Fed Inaction Causes Yields to Fall

U.S. benchmark Treasury yields dropped on Wednesday as the Federal Reserve left interest rates unchanged at the end of its two-day policy meeting. The inaction sparked a bond rally, causing bond prices to spike and yields to drop to a two-week low.

With inflation stuck below the Fed's 2% goal, analysts speculate future rate hikes will move slowly and gradually. While the Fed left the door open for a December rate increase, it also reduced the number of rate increases that it expects to see next year from three to two.

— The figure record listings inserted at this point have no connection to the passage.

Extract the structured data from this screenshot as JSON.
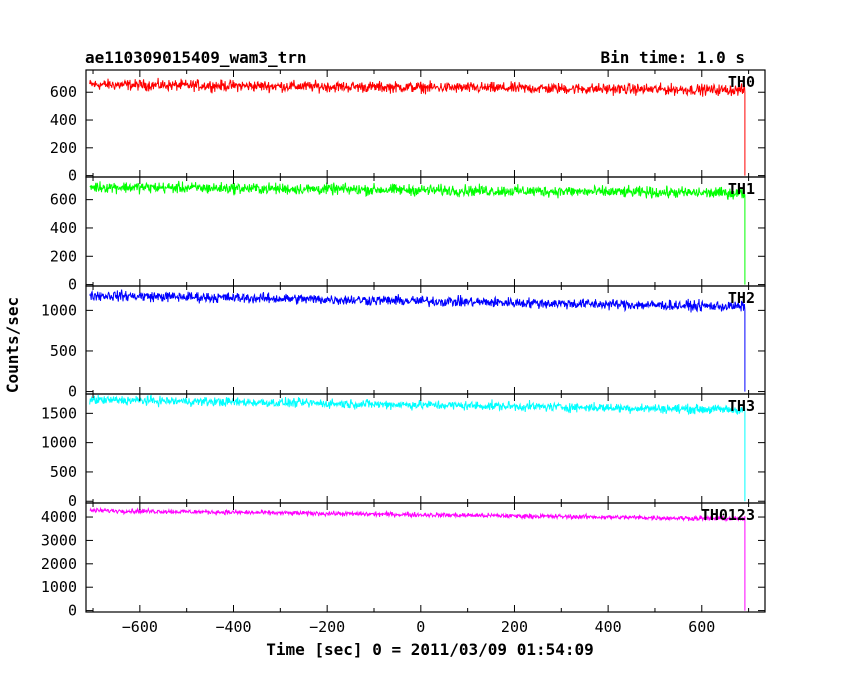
{
  "chart_data": {
    "type": "line",
    "title_left": "ae110309015409_wam3_trn",
    "title_right": "Bin time: 1.0 s",
    "xlabel": "Time [sec] 0 = 2011/03/09 01:54:09",
    "ylabel": "Counts/sec",
    "xlim": [
      -715,
      735
    ],
    "x_ticks": [
      -600,
      -400,
      -200,
      0,
      200,
      400,
      600
    ],
    "data_x_range": [
      -707,
      692
    ],
    "drop_x": 692,
    "panels": [
      {
        "name": "TH0",
        "color": "#ff0000",
        "ylim": [
          -10,
          760
        ],
        "y_ticks": [
          0,
          200,
          400,
          600
        ],
        "start": 655,
        "end": 615,
        "noise": 28
      },
      {
        "name": "TH1",
        "color": "#00ff00",
        "ylim": [
          -10,
          760
        ],
        "y_ticks": [
          0,
          200,
          400,
          600
        ],
        "start": 690,
        "end": 645,
        "noise": 28
      },
      {
        "name": "TH2",
        "color": "#0000ff",
        "ylim": [
          -30,
          1300
        ],
        "y_ticks": [
          0,
          500,
          1000
        ],
        "start": 1185,
        "end": 1045,
        "noise": 45
      },
      {
        "name": "TH3",
        "color": "#00ffff",
        "ylim": [
          -30,
          1830
        ],
        "y_ticks": [
          0,
          500,
          1000,
          1500
        ],
        "start": 1730,
        "end": 1560,
        "noise": 55
      },
      {
        "name": "TH0123",
        "color": "#ff00ff",
        "ylim": [
          -60,
          4600
        ],
        "y_ticks": [
          0,
          1000,
          2000,
          3000,
          4000
        ],
        "start": 4280,
        "end": 3920,
        "noise": 70
      }
    ]
  }
}
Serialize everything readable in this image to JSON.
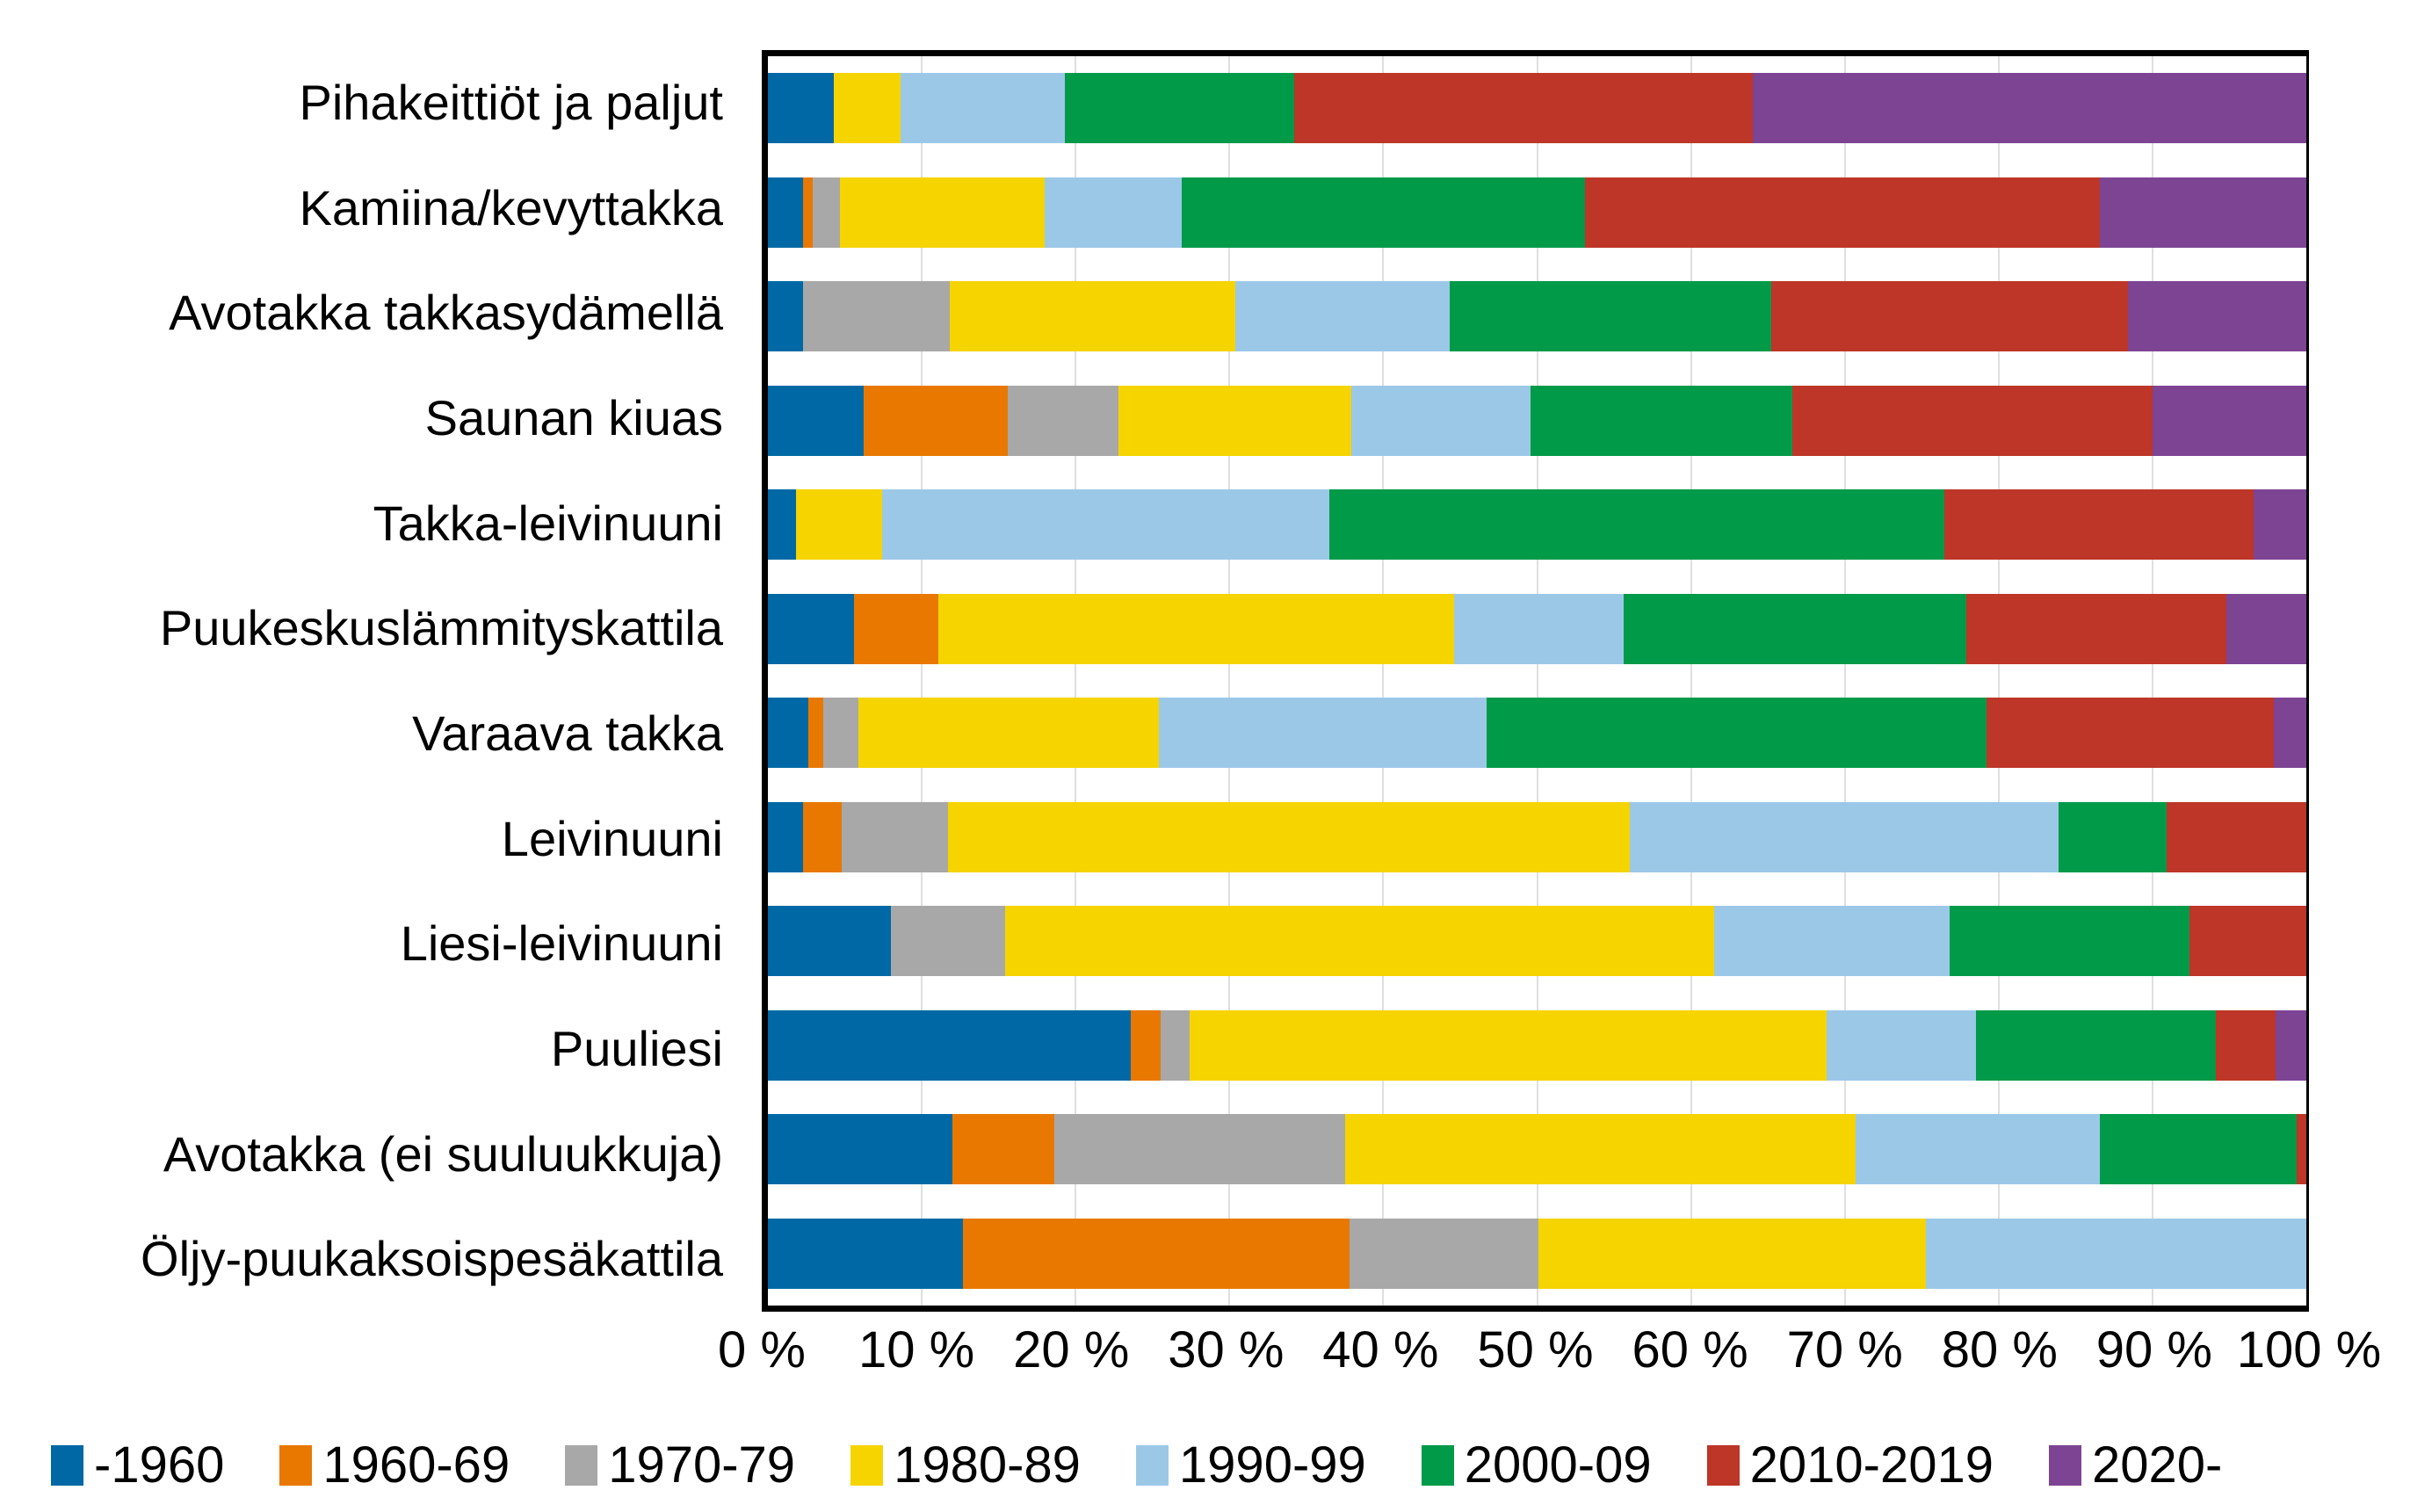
{
  "colors": {
    "background": "#FFFFFF",
    "axis": "#000000",
    "gridline": "#DFDFDF",
    "text": "#000000"
  },
  "chart_data": {
    "type": "bar",
    "orientation": "horizontal",
    "stacked": true,
    "title": "",
    "xlabel": "",
    "ylabel": "",
    "unit": "%",
    "xlim": [
      0,
      100
    ],
    "x_tick_step": 10,
    "x_tick_labels": [
      "0 %",
      "10 %",
      "20 %",
      "30 %",
      "40 %",
      "50 %",
      "60 %",
      "70 %",
      "80 %",
      "90 %",
      "100 %"
    ],
    "grid": true,
    "legend_position": "bottom",
    "categories": [
      "Pihakeittiöt ja paljut",
      "Kamiina/kevyttakka",
      "Avotakka takkasydämellä",
      "Saunan kiuas",
      "Takka-leivinuuni",
      "Puukeskuslämmityskattila",
      "Varaava takka",
      "Leivinuuni",
      "Liesi-leivinuuni",
      "Puuliesi",
      "Avotakka (ei suuluukkuja)",
      "Öljy-puukaksoispesäkattila"
    ],
    "series": [
      {
        "name": "-1960",
        "color": "#0069A5",
        "values": [
          4.3,
          2.3,
          2.3,
          6.2,
          1.8,
          5.6,
          2.6,
          2.3,
          8.0,
          23.6,
          12.0,
          12.7
        ]
      },
      {
        "name": "1960-69",
        "color": "#E87800",
        "values": [
          0,
          0.6,
          0,
          9.4,
          0,
          5.5,
          1.0,
          2.5,
          0,
          1.9,
          6.6,
          25.1
        ]
      },
      {
        "name": "1970-79",
        "color": "#A8A8A8",
        "values": [
          0,
          1.8,
          9.5,
          7.2,
          0,
          0,
          2.3,
          6.9,
          7.4,
          1.9,
          18.9,
          12.3
        ]
      },
      {
        "name": "1980-89",
        "color": "#F5D400",
        "values": [
          4.3,
          13.3,
          18.6,
          15.1,
          5.6,
          33.5,
          19.5,
          44.3,
          46.1,
          41.4,
          33.2,
          25.2
        ]
      },
      {
        "name": "1990-99",
        "color": "#9CC8E8",
        "values": [
          10.7,
          8.9,
          13.9,
          11.7,
          29.1,
          11.0,
          21.3,
          27.9,
          15.3,
          9.7,
          15.9,
          24.7
        ]
      },
      {
        "name": "2000-09",
        "color": "#009A49",
        "values": [
          14.9,
          26.2,
          20.9,
          17.0,
          40.0,
          22.3,
          32.5,
          7.0,
          15.6,
          15.6,
          12.8,
          0
        ]
      },
      {
        "name": "2010-2019",
        "color": "#BD3627",
        "values": [
          29.8,
          33.5,
          23.2,
          23.4,
          20.1,
          16.9,
          18.7,
          9.1,
          7.6,
          3.9,
          0.6,
          0
        ]
      },
      {
        "name": "2020-",
        "color": "#7D4494",
        "values": [
          36.0,
          13.4,
          11.6,
          10.0,
          3.4,
          5.2,
          2.1,
          0,
          0,
          2.0,
          0,
          0
        ]
      }
    ]
  }
}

"The Fed reinforced the message that their rate hike campaign is going to be very slow, which encouraged buyers back to the bond market,'' said Donald Ellenberger, head of multisector strategies at Federated Investors. On Tuesday, before the Fed's announcement, the 10-year Treasury note was 1.687%. By Thursday, the 10-year yield dropped to 1.627%.

The Fed's cautious approach has kept yields hovering near historical lows this year as weary investors clamor to safe-haven government bonds to ensure investment safety. However, on Wednesday, Fed Chair Janet Yellen was optimistic about the state of the economy.

"Our decision does not reflect a lack of confidence in the economy," said Yellen. "It's better to err on the side of caution."

On Friday, weak manufacturing data caused yields to remain flat. Data released Friday morning revealed that activity in the manufacturing sector in September grew at its slowest pace in three months.

The 10-year Treasury note yield finished the week of 9/19 at 1.61%, while the 30-year Treasury note yield was 2.34%.

Mortgage Rates Edge Lower

Freddie Mac released its latest Primary Mortgage Market Survey (PMMS) on Thursday, September 22. The report revealed that rates have fallen slightly from last week's post-Brexit high.

The 30-year fixed rate mortgage averaged 3.48% this week. This represents a decrease from last week when it averaged 3.50%. Last year at this time, the 30-year fixed rate mortgage averaged 3.86%.

This week, the 15-year fixed rate mortgage averaged 2.76%. This was lower than last week's average of 2.77%. The 15-year fixed rate mortgage averaged 3.08% one year ago.

"The 10-year Treasury yield declined after last week's post-Brexit high in anticipation of the Fed's September policy meeting," said Sean Becketti, Chief Economist at Freddie Mac. "The 30-year fixed-rate mortgage followed Treasury yields, falling 2 basis points and settling at 3.48%. Despite the decrease in rates, the Refinance Index plunged 8% to its lowest level since June."

Based on published national averages, the money market account finished the week of 9/19 at 0.45%. The 1-year CD finished at 1.16%.